Start the container by typing the following command on the command-line:

docker-compose up

The up command tells docker-compose to pull the base images from the internet and to do the initial setup for the containers and volumes.

You will see a log-trace on the terminal about downloading the image layers from docker, followed by the following lines:

Creating network "demo_default" with the default driver
Creating volume "demo_nexus-data" with default driver
Creating demo_nexus_1 ...
Creating demo_nexus_1 ... done
Attaching to demo_nexus_1
nexus_1  | 2017-11-09 09:01:08,901+0000 WARN  [FelixStartLevel] *SYSTEM uk.org.lidalia.sysoutslf4j.context.SysOutOverSLF4JInitialiser - Your logging framework class org.ops4j.pax.logging.slf4j.Slf4jLogger is not known - if it needs access to the standard printl
n methods on the console you will need to register it by calling registerLoggingSystemPackage
nexus_1  | 2017-11-09 09:01:08,909+0000 INFO  [FelixStartLevel] *SYSTEM uk.org.lidalia.sysoutslf4j.context.SysOutOverSLF4J - Package org.ops4j.pax.logging.slf4j registered; all classes within it or subpackages of it will be allowed to print to System.out and Sy
stem.err

Let it run for a minute, nexus takes some time to setup the data store for first use.

Start up your browser and go to the nexus web page on http://localhost:8081/ It should show you the welcome page.

Conclusion

This concludes part 1 of our walkthrough.
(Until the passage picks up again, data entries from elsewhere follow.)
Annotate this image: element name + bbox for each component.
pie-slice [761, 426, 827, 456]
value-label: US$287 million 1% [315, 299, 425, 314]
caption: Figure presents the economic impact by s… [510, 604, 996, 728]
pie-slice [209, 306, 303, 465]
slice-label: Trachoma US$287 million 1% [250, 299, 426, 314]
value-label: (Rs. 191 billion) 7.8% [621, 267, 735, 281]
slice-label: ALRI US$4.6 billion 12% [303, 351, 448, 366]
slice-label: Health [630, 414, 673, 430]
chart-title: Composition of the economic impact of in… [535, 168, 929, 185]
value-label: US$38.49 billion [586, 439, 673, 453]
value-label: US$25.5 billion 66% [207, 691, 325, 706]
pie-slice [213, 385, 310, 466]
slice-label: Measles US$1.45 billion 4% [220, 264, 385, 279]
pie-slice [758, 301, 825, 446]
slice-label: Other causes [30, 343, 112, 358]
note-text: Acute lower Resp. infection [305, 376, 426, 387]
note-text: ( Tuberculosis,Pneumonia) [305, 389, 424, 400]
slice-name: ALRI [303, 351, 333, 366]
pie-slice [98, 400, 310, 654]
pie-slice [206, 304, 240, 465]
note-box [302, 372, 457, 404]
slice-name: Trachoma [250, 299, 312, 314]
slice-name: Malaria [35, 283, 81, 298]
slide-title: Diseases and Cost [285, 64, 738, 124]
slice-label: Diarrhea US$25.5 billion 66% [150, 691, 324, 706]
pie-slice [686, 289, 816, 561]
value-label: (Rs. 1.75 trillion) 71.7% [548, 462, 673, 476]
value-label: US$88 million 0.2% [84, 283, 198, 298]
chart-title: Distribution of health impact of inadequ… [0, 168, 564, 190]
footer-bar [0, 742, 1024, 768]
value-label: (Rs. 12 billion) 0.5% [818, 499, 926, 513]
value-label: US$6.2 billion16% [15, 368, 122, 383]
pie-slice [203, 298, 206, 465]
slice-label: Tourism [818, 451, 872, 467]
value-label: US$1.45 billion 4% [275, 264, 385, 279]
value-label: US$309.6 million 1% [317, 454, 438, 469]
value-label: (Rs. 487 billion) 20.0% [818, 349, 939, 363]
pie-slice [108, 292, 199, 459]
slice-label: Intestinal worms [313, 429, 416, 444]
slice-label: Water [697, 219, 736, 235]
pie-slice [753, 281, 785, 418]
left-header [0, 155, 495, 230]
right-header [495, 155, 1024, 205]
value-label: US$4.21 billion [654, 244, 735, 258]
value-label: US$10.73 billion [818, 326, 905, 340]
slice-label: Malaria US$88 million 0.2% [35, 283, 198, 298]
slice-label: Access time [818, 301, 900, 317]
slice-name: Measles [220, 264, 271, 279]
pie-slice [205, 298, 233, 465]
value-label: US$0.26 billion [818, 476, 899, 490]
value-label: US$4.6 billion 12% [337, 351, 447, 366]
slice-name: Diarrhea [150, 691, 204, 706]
We now have a running Nexus instance. You can stop it using ctrl-c in the terminal where docker runs, or the command docker-compose stop in the configuration folder. It can be restarted again by typing docker-compose start (not docker-compose up) in the folder where the docker-compose.yml file is stored. Use the command docker ps to see if your instance is running:

> docker ps

CONTAINER ID        IMAGE               COMMAND             CREATED             STATUS              PORTS                                             NAMES
2ff5f21afccc        sonatype/nexus3     "bin/nexus run"     18 minutes ago      Up 18 minutes       5000/tcp, 8082-8089/tcp, 0.0.0.0:8081->8081/tcp   demo_nexus_1

It might seem a bit overkill to create a compose file for just one docker image, but it will become clear in the next blogpost. Nexus by itself doesn’t provide the secure access that is required by docker to use it as a repository. We will need to add a reverse-proxy, like Nginx, to hold the openssl certificates and to encrypt the communication.

In the next blogpost, we will setup the Nexus repository and prepare it for use with docker.